Specifically, Buttigieg spoke of bold, long-term investments in our transportation system that will showcase American ingenuity, rebuild our middle class, and make our infrastructure the envy of the world. He promised to ensure America’s aviation system remains the safest in the world by implementing long-overdue Congressional mandates. He spoke of using tax-payer dollars to maximize U.S. job creation by promoting Buy America policies. He assured lawmakers that workers across all modes of transportation will be protected from COVID-19. And he made the direct and clear connection between smart, thoughtful transportation policies and union job creation.

 

3) After four years of unmet promises, we now have a real infrastructure plan that puts working people first

On the campaign trail, Joe Biden promised to invest in America’s transportation system and infrastructure. Unlike President Trump, President Biden has a real plan for doing so.
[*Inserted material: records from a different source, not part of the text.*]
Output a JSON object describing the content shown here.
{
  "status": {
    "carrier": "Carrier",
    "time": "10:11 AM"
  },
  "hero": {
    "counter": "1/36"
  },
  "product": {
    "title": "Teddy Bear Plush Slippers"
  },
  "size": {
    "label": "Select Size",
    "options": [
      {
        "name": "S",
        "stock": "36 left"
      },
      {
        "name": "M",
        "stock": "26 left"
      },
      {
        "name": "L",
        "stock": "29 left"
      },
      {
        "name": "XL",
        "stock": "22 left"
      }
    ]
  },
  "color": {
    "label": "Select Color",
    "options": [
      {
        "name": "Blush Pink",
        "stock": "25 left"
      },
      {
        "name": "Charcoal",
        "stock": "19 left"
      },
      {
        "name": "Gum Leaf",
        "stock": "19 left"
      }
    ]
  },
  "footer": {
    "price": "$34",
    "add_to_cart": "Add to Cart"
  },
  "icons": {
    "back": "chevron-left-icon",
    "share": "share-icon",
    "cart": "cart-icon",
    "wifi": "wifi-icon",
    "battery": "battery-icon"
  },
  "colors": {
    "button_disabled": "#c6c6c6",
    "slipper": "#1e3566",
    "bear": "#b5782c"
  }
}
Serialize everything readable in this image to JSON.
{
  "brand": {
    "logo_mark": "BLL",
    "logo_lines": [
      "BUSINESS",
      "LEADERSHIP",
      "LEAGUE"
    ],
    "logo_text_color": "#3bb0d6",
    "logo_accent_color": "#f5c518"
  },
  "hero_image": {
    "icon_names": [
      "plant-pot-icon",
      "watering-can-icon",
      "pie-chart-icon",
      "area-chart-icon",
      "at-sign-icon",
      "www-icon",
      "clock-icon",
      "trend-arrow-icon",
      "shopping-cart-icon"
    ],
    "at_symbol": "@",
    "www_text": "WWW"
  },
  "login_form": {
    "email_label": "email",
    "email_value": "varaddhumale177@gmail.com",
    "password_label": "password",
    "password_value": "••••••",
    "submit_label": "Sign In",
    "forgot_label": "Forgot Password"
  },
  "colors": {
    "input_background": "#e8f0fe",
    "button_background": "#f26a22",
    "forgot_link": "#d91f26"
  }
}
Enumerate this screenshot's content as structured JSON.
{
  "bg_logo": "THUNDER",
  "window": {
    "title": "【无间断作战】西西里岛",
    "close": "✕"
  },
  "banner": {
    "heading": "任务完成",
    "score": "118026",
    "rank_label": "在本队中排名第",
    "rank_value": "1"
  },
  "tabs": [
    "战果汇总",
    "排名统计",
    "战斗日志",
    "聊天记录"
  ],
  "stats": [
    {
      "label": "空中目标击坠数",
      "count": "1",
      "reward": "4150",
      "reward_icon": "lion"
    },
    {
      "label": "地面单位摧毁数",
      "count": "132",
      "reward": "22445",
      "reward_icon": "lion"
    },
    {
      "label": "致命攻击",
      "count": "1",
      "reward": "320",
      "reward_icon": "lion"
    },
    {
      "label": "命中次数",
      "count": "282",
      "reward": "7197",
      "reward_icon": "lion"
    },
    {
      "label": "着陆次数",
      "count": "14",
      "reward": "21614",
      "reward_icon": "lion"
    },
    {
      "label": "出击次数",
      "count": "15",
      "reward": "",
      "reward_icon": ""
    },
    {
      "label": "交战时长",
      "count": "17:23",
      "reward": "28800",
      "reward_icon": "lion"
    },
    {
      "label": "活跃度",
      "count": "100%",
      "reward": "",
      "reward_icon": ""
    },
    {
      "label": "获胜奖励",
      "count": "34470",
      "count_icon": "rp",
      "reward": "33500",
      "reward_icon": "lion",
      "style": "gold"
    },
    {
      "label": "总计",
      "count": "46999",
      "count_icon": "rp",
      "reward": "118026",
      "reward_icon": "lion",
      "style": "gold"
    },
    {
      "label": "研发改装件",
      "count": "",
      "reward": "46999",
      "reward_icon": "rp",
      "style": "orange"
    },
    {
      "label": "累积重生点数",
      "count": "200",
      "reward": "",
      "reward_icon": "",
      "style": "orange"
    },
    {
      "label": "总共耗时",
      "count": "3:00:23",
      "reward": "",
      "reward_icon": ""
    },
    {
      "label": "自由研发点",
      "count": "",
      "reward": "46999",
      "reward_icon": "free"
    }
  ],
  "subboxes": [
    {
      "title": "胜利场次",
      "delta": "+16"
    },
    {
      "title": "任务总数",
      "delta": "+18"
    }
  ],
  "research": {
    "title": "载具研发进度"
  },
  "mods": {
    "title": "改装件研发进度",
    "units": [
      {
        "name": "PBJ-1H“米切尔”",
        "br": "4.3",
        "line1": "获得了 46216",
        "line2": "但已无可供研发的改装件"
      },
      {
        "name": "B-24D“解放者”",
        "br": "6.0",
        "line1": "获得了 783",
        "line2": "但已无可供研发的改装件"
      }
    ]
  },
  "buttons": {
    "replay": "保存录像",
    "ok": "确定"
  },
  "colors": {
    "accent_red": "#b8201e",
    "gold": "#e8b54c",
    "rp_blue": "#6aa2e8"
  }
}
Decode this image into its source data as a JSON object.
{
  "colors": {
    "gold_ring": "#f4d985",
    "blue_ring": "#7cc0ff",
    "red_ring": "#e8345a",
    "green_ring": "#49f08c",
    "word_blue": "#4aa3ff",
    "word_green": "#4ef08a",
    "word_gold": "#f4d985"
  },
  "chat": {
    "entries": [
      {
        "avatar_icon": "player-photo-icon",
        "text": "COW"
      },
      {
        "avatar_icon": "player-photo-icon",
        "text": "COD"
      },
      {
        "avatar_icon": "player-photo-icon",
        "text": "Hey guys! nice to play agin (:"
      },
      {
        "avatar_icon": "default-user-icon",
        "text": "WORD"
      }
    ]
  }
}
The Build Back Better Plan is the Biden-Harris administration’s bold vision for using massive investments in our transportation infrastructure to transform our communities and put Americans back to work. Their proposal calls for a total investment of $2 trillion over four years and the creation of millions of jobs by building and upgrading a cleaner, safer, stronger infrastructure — including roads, water systems, municipal transit networks, airports, rail, ferries, and ports.

Most importantly, they know that investments in infrastructure are key to rebuilding the American middle class. Biden and Harris understand the essential role unions play in creating good jobs in infrastructure, which is why their plan ensures that every dollar that goes into these projects comes with a guarantee that workers have the right to join a union and collectively bargain, and that materials will be sourced in the U.S.

Read more about the Build Back Better plan here.

It is clear that recovering from COVID-19, healing the wounds from the last four years, and building back better will not be easy. Few periods in American history have required the kind of leadership that will be demanded of President Biden, Vice President Harris, and their administration, or the kind of sacrifice that has been made by transportation and other frontline workers as they see us through this crisis. Yet, as President Biden said during his inaugural address, “we look ahead in our uniquely American way – restless, bold, optimistic – and set our sights on the nation we know we can be and we must be.”

This country and its people have a virus to conquer. An economy to rebuild. Racial and gender gaps to close. And a network of critical transportation projects to complete. Moving forward starts with understanding the important role transportation workers play in making our country and economy function, and giving them the tools they need to be safe at work and perform their duties. With President Biden and Vice President Harris at the helm, America’s transportation workers and the unions that represent them are ready. We are ready to get America moving, to work with this administration to build back better, and to do our part in making this country the America that we know it can and must be.